Now, for the big part of our work. We are going to be working a lot with financail statements in order to model revenue, expenses, margin, and other health indicators for a company moving forward so that we can predict a price target for the share price in the future. So let's grab some annual statements and some quarterly statements.

In [None]:
#Let's pull some financial information from Microsoft
annual_statements = msft.get_income_stmt(freq='yearly')
quarterly_statements = msft.get_income_stmt(freq='quarterly')
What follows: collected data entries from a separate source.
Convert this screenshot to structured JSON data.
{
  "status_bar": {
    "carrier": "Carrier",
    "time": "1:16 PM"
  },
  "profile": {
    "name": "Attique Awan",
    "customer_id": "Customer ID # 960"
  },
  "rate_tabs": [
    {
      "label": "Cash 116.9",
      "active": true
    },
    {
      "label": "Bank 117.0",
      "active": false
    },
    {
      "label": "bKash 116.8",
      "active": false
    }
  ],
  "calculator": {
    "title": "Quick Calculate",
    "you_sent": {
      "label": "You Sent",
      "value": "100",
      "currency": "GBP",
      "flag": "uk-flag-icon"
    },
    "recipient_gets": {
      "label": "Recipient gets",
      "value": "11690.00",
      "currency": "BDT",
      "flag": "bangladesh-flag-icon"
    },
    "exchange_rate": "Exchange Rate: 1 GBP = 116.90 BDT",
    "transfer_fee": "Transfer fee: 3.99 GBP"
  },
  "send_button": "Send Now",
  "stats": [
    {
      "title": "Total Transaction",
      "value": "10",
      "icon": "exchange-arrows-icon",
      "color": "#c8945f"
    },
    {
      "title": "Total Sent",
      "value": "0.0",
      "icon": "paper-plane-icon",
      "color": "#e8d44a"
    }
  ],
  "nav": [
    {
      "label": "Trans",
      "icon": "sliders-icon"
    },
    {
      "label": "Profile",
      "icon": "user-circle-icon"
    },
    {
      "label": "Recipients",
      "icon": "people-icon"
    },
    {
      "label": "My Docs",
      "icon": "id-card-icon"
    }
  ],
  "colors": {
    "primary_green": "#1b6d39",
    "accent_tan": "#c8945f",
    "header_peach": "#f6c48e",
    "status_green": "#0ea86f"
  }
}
Now, let's take a look at both of these dataframes. We will need to figure out which metrics are good, which are likely unimportant (or highly correlated with other metrics). We can then also think about normalization (percentage of revenue) so that companies are comparable regardless of market cap and a way of bring in timeseries analysis (using year over year change instead of just the raw values alone). These are just my thoughts so far.

In [None]:
annual_statements

Unnamed: 0,2025-06-30,2024-06-30,2023-06-30,2022-06-30
TaxEffectOfUnusualItems,-77217840.0,-100090000.0,-2850000.0,43754000.0
TaxRateForCalcs,0.176296,0.182313,0.19,0.131
NormalizedEBITDA,160603000000.0,133558000000.0,105155000000.0,99905000000.0
TotalUnusualItems,-438000000.0,-549000000.0,-15000000.0,334000000.0
TotalUnusualItemsExcludingGoodwill,-438000000.0,-549000000.0,-15000000.0,334000000.0
NetIncomeFromContinuingOperationNetMinorityInterest,101832000000.0,88136000000.0,72361000000.0,72738000000.0
ReconciledDepreciation,34153000000.0,22287000000.0,13861000000.0,14460000000.0
ReconciledCostOfRevenue,87831000000.0,74114000000.0,65863000000.0,62650000000.0
EBITDA,160165000000.0,133009000000.0,105140000000.0,100239000000.0
EBIT,126012000000.0,110722000000.0,91279000000.0,85779000000.0


Let's look at the revenue for the past four years and see if it is growing and where we would forecast it to go just by eye.

In [None]:
plotting_df = annual_statements.T
plotting_df.reset_index(inplace=True, names = 'date')
#plotting_df.head()
rev = alt.Chart(plotting_df).mark_bar(width=20, color = 'black').encode(x='date:T', y='TotalRevenue:Q')
rev.show()

In [None]:
quarterly_statements

Unnamed: 0,2025-06-30,2025-03-31,2024-12-31,2024-09-30,2024-06-30
TaxEffectOfUnusualItems,495125.1,69660000.0,-203220000.0,57190000.0,-16263850.0
TaxRateForCalcs,0.165042,0.18,0.18,0.19,0.191339
NormalizedEBITDA,44431000000.0,40324000000.0,37915000000.0,37933000000.0,34416000000.0
TotalUnusualItems,3000000.0,387000000.0,-1129000000.0,301000000.0,-85000000.0
TotalUnusualItemsExcludingGoodwill,3000000.0,387000000.0,-1129000000.0,301000000.0,-85000000.0
NetIncomeFromContinuingOperationNetMinorityInterest,27233000000.0,25824000000.0,24108000000.0,24667000000.0,22036000000.0
ReconciledDepreciation,11203000000.0,8740000000.0,6827000000.0,7383000000.0,6380000000.0
ReconciledCostOfRevenue,24014000000.0,21919000000.0,21799000000.0,20099000000.0,19684000000.0
EBITDA,44434000000.0,40711000000.0,36786000000.0,38234000000.0,34331000000.0
EBIT,33231000000.0,31971000000.0,29959000000.0,30851000000.0,27951000000.0


Okay, I think that is a good introduction and hopefully it gives you something to play around with and look at. Let me know if you have any questions!